Acuña miró directo a los ojos de Richard.

—Última oportunidad —le dijo—. ¿O me dices dónde está o mañana mismo reformulo la herencia?

Richard agachó la cabeza antes de responder.

—En la chacra.

—¿En la chacra?

—Claro —dijo y, casi arrastrando las palabras, agregó —Cómo crees que estoy espantando a los pájaros.

La cabeza de Acuña se movió hacia los lados. Todavía tardó hasta volver a articular palabra.

—Ahora mismo traes la estatua. No me quiero ni imaginar cómo está. Así que la vuelves a pintar y la dejas donde la sacaste.

—Pero pa, ¿y qué le vas a decir a la prensa?

—Le diré cualquier cosa. No sé, que se la llevaron para darle mantenimiento, por ejemplo.

—Vamos, pa. Pero, ¿quién te va a creer eso?

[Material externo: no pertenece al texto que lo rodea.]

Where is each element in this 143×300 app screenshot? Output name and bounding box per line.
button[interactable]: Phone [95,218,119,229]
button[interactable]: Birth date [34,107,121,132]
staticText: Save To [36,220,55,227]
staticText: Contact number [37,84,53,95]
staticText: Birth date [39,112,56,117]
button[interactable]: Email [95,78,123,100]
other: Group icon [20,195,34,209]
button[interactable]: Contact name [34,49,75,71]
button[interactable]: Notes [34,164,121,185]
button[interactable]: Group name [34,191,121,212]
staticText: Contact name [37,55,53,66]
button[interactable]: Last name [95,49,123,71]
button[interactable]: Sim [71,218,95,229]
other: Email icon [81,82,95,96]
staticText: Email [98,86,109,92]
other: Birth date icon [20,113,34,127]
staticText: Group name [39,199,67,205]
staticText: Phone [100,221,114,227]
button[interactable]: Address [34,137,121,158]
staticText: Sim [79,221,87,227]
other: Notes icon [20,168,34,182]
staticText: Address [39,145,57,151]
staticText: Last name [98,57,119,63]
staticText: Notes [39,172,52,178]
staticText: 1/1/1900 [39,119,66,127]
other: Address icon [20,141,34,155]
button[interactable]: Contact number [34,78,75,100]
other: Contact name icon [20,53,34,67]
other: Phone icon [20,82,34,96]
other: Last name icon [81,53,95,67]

—Los mismos que me creyeron cuando digo que hago algo por la gobernabilidad del país.

—¿O sea, nadie?

César Acuña está echado a lo largo de una reposera. Desde ahí, mira las ondas del agua azul de la piscina. De golpe, una duda aniquila su tranquilidad. ¿Qué pasará en el futuro lejano con su estatua? ¿Terminará en alguna chacra olvidada del norte? ¿La fundirán y terminará convertida en desprolijos utensilios de metal? ¿Será rematada como chatarra y servirá, en el mejor de los casos, como cagadero de palomas? ¿O, por el contrario, será cuidada y admirada por las generaciones venideras?

Quien sabe, quizá la eternidad del bronce no esté reservada solo para seres humanos notables, ilustres e irrepetibles, sino también para todo aquel que tenga reservas suficientes de impudicia, presunción y vanidad, y también, por cierto, plata como cancha. La inmortalidad se ha devaluado.